Now we should have something like this if we hit localhost:3000

Now lets create our necessary functions.

 const dropImage = async (e) => {
    e.preventDefault();
    var data = e.dataTransfer ? e.dataTransfer.files : e.target.files;
    var image = data[0];
    var selectedImage = await readImage(image);
    document.getElementById('dropImagePreview').src = selectedImage;
    if (selectedImage) {
        detect(image);
    }
}

const readImage = (imageData) => {
    return new Promise((resolve, reject) => {
        const fileReader = new FileReader();
        fileReader.readAsDataURL(imageData);
        fileReader.addEventListener("load", () => {
            resolve(fileReader.result);
        });
    });
}

const detect = async (image) => {
    const url = '/predict';
    const formData = new FormData();
    formData.append('image', image);
    let response = await fetch(url, {
        method: 'POST',
        body: formData
    });
    try {
        let res = await response.json();
        console.log(outputImage);
        document.getElementById('outputImagePreview').src = res.image;
    } catch (error) {
        alert(response.status);
    }
}

Le’s understand each function now.

 const dropImage = async (e) => {
    e.preventDefault();
    var data = e.dataTransfer ? e.dataTransfer.files : e.target.files;
    var image = data[0];
    var selectedImage = await readImage(image);
    document.getElementById('dropImagePreview').src = selectedImage;
    if (selectedImage) {
        detect(image);
    }
}

This will help us handle our selected image. Whenever the user drag n drops or browse and picks up an image our ondrop() or onchange() events will call this function.

This will pass the image data to readImage and will get the output and sets the value as img src in dropImagePreview element.So we can see the preview of our selected Image. Then it will call the detect function to send our request to our server.

const readImage = (imageData) => {
    return new Promise((resolve, reject) => {
        const fileReader = new FileReader();
        fileReader.readAsDataURL(imageData);
        fileReader.addEventListener("load", () => {
            resolve(fileReader.result);
        });
    });
}

This readImage helper function will help us to read the image data from the file and return a promise as a base64 string which we can pass on to our img tag’s src for previewing the image.

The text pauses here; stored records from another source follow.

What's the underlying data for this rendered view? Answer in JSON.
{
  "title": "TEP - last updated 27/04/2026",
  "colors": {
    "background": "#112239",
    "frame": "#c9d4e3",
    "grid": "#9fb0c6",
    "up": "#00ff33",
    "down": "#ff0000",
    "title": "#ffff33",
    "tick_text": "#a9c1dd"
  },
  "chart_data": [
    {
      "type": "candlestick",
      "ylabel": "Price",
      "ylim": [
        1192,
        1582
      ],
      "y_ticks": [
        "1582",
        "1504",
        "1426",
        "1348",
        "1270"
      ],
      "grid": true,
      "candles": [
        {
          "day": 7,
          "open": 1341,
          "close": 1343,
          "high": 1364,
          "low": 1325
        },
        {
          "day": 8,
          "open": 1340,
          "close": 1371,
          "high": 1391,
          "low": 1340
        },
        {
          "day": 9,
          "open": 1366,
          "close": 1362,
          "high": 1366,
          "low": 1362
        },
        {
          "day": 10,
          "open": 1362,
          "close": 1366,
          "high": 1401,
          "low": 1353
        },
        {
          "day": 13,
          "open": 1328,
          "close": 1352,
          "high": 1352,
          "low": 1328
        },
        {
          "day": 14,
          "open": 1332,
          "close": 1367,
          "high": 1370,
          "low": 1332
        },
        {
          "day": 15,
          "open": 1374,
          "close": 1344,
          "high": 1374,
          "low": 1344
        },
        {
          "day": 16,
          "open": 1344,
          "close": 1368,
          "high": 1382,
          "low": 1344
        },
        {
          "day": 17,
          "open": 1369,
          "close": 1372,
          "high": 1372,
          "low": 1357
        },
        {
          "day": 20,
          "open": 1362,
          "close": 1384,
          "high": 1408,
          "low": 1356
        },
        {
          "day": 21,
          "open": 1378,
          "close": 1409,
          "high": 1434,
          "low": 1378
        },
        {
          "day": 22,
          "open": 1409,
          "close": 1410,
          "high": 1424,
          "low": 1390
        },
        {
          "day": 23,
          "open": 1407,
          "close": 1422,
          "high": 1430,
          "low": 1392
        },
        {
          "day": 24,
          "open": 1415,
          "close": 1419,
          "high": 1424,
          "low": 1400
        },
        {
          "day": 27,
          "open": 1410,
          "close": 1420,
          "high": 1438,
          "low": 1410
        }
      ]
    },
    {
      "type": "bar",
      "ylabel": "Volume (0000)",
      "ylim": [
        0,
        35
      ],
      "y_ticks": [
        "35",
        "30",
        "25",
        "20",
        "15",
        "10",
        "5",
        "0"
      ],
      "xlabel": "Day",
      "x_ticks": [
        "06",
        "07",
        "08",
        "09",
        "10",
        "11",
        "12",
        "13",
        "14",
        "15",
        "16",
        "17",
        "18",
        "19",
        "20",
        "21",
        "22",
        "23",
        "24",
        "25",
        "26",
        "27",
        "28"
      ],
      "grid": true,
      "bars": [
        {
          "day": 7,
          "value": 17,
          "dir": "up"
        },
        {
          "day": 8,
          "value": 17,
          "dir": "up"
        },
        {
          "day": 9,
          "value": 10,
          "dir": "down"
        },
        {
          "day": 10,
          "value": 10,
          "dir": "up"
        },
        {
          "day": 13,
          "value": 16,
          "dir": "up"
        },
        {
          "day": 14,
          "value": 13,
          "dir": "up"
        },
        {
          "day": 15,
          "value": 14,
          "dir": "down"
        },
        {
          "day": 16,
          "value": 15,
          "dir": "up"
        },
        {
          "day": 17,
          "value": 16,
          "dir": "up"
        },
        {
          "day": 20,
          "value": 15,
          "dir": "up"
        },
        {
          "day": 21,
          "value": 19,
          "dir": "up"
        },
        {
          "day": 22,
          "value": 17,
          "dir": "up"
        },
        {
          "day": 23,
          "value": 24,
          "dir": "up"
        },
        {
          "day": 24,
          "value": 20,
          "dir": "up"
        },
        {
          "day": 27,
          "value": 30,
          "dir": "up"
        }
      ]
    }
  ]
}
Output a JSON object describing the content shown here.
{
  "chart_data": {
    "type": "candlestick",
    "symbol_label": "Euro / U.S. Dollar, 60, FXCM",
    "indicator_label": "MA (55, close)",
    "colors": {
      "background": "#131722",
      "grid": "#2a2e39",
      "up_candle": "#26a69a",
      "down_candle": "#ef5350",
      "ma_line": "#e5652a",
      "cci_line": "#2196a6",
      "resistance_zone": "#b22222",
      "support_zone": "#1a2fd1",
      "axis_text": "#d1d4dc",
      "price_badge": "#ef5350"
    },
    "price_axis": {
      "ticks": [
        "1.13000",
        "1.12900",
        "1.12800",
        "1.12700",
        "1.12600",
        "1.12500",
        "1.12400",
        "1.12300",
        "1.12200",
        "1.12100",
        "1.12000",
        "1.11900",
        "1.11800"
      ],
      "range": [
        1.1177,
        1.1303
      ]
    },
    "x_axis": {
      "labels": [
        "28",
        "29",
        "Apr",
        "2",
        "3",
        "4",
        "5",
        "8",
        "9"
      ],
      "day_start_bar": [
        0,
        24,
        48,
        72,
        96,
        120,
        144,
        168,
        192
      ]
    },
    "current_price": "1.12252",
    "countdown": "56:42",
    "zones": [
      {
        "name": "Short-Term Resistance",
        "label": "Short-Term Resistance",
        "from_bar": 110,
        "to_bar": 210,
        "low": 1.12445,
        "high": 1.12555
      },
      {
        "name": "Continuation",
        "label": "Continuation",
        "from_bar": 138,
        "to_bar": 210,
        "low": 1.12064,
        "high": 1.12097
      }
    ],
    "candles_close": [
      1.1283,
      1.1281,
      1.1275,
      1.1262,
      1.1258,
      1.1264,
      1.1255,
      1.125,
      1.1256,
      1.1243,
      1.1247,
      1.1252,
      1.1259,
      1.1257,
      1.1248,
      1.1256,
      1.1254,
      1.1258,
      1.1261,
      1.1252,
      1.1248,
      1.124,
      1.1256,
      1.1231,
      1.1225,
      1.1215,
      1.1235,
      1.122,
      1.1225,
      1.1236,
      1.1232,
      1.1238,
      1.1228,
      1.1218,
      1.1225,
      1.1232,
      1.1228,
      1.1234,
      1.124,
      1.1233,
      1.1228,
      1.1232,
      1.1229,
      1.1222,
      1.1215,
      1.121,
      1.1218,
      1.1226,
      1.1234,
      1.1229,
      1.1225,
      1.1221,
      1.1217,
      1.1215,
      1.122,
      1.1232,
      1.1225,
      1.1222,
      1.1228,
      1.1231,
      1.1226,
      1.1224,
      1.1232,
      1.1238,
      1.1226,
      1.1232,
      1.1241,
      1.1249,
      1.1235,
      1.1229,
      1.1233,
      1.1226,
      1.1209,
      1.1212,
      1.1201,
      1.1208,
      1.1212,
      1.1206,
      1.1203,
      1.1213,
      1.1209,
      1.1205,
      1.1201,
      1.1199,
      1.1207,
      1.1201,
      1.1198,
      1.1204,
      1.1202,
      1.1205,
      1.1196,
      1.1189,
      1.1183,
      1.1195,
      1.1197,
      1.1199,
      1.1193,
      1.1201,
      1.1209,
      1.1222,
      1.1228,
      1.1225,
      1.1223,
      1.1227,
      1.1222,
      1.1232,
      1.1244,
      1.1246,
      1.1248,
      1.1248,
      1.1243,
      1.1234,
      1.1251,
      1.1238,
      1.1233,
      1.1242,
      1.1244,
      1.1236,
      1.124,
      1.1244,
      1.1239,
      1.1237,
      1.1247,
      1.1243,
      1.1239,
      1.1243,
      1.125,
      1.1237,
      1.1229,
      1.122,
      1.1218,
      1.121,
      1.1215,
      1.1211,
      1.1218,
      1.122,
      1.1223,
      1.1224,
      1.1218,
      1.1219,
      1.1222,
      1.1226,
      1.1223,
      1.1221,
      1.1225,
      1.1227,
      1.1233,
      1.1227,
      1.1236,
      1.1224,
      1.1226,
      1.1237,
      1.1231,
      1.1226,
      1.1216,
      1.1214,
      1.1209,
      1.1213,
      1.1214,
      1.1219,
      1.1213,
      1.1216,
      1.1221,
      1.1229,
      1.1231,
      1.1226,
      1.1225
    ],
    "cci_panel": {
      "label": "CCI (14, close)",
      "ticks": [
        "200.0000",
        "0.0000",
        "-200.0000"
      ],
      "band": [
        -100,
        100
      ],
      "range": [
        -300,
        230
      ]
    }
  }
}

const detect = async (image) => {
    const url = '/predict';
    const formData = new FormData();
    formData.append('image', image);
    let response = await fetch(url, {
        method: 'POST',
        body: formData
    });
    try {
        let res = await response.json();
        console.log(outputImage);
        document.getElementById('outputImagePreview').src = res.image;
    } catch (error) {
        alert(response.status);
    }
}

Finally, our detect function will take an image as an input and invokes our REST call.
We are creating a new FormData and appending our image with a key-value as image which we have set in our multer configuration in our server’s app.js file. (NOTE: If this key-value mismatches our server will not read our image).

Then we are invoking the fetch call with method post and form data.

Here I am using the fetch api to invoke the post call since it’s supported by all modern browsers.We don’t need Axios or any third-party libraries anymore to achieve this but if you want to use Axios please feel free to use it.

Then we are creating a try catch block to resolve the promise from the server.Finally after receiving the response we are setting it as an img src in our outputImagePreview element.

App

Finally, our app is ready and it is waiting for you to upload an image to predict the objects.